Dhea yang sadar akan hal itu ingin bertanya, tapi Tina lebih dulu berpamitan ke kamar mandi. Walau begitu Dhea bisa lihat luka dimata sahabatnya itu.
Sampai di kelas Dhea menggebrak meja Arga hingga sang empu mendelik tidak suka.
"Ada apa?!" tanya Arga.
"Tidak ada apa-apa. Aku sedikit khawatir saja dengan Tina, dia tiba-tiba terlihat sedih," jawabnya.
Dhea duduk di kursi sebelah Arga yang kebetulan kosong. Dia menumpukkan dagu dengan kedua punggung tangan.
"Jangan kamu pikirkan, mungkin dia ada masalah keluarga," jawab Arga.
Dhea menoleh ke arah Arga dan mengangguk.
"Ngomong-ngomong pas di kantin tadi Tina kayaknya sedih banget, aku lihat dia tadi sempat tatapan denganmu, Arga," cetus Dhea.
Seketika AC kelas itu seolah tidak berfungsi.
"Hanya pikiranmu. Kenapa panas sekali, ya," jawabnya mengalihkan topik.
Dhea mengernyitkan alis tidak mengerti.
"Panas? Acnya padahal nyala. Kamu menyembunyikan sesuatu, ya?" tebak Dhea.
Arga menggaruk pelipisnya yang tidak gatal, lalu tersenyum canggung dan menggeleng.
"Aku menyembunyikan apa? Cintaku? Tidak mungkin, Dhea.
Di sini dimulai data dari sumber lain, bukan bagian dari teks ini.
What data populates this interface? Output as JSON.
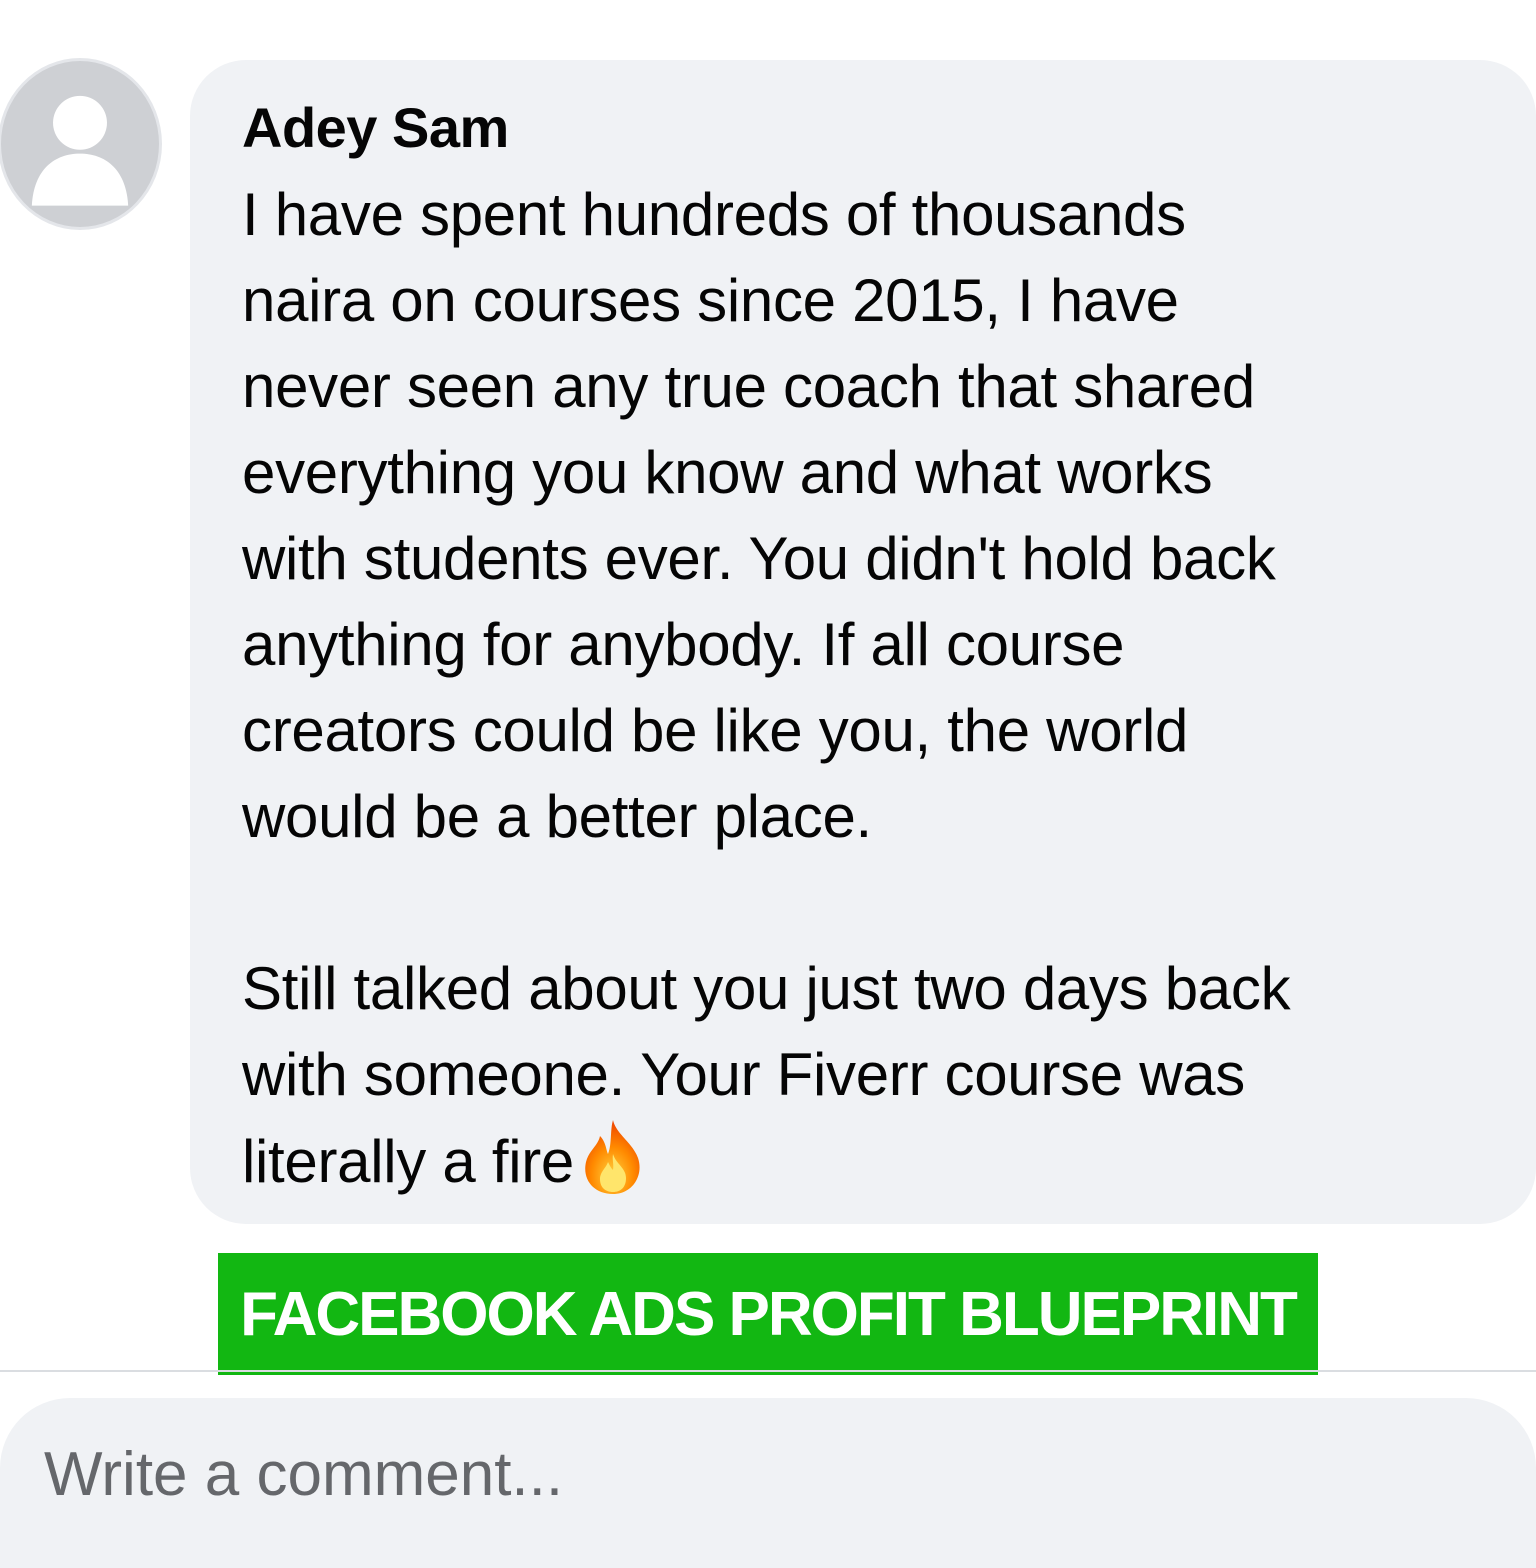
{
  "comment": {
    "author": "Adey Sam",
    "body": "I have spent hundreds of thousands\nnaira on courses since 2015, I have\nnever seen any true coach that shared\neverything you know and what works\nwith students ever. You didn't hold back\nanything for anybody. If all course\ncreators could be like you, the world\nwould be a better place.\n\nStill talked about you just two days back\nwith someone. Your Fiverr course was\nliterally a fire",
    "emoji_icon": "fire-emoji-icon",
    "avatar_icon": "default-profile-silhouette"
  },
  "banner": {
    "text": "FACEBOOK ADS PROFIT BLUEPRINT",
    "color": "#12b712"
  },
  "composer": {
    "placeholder": "Write a comment..."
  },
  "colors": {
    "bubble": "#f0f2f5",
    "text": "#050505",
    "placeholder": "#65676b"
  }
}
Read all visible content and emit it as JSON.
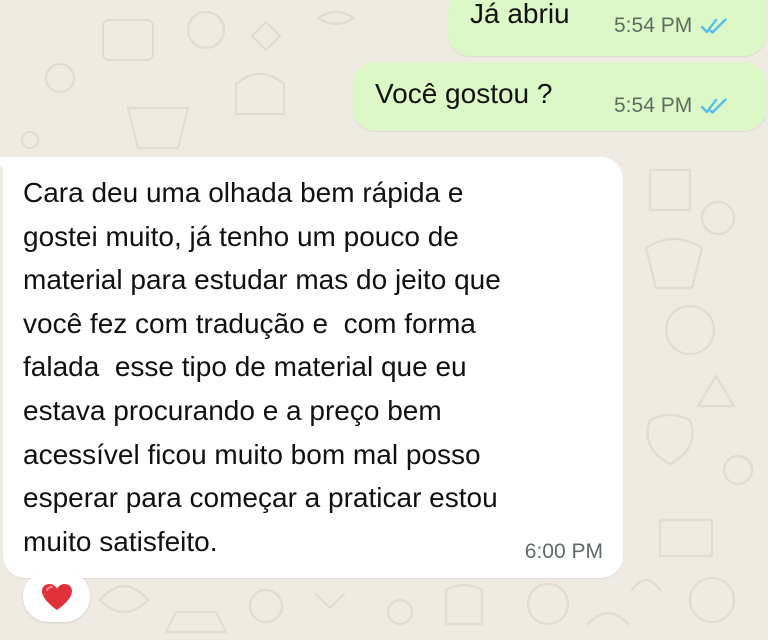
{
  "messages": [
    {
      "direction": "outgoing",
      "text": "Já abriu",
      "time": "5:54 PM",
      "status": "read"
    },
    {
      "direction": "outgoing",
      "text": "Você gostou ?",
      "time": "5:54 PM",
      "status": "read"
    },
    {
      "direction": "incoming",
      "lines": [
        "Cara deu uma olhada bem rápida e",
        "gostei muito, já tenho um pouco de",
        "material para estudar mas do jeito que",
        "você fez com tradução e  com forma",
        "falada  esse tipo de material que eu",
        "estava procurando e a preço bem",
        "acessível ficou muito bom mal posso",
        "esperar para começar a praticar estou",
        "muito satisfeito."
      ],
      "time": "6:00 PM",
      "reaction": "heart-emoji"
    }
  ],
  "colors": {
    "background": "#efeae2",
    "outgoing_bubble": "#dcf8c6",
    "incoming_bubble": "#ffffff",
    "read_ticks": "#53bdeb",
    "reaction_heart": "#e0313b"
  },
  "icons": {
    "read_receipt": "double-check-icon",
    "reaction": "heart-icon"
  }
}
Aku sangat mencintaimu," jawabnya.
"Aku tidak bahas cinta, Arga, tapi hal lain. Lagipula gelagat kamu aneh," balasnya. Dhea mulai teringat pada Adit, menurutnya penyanyi itu juga sama anehnya.
"Aneh bagaimana?" tanya Arga.
"Tidak tahu, apa mungkin semua laki-laki begitu, ya?"
"Begitu bagaimana?"
"Aneh. Kalian seperti menyembunyikan sesuatu," jawab Dhea.
Arga dan Dhea saling bertukar pandangan hingga Tina masuk dan terhenti di depan pintu, tapi karena Hani memanggil nama Tina membuat Dhea mengalihkan pandang.
"Bahkan Tina juga sama anehnya denganmu," cetus Dhea.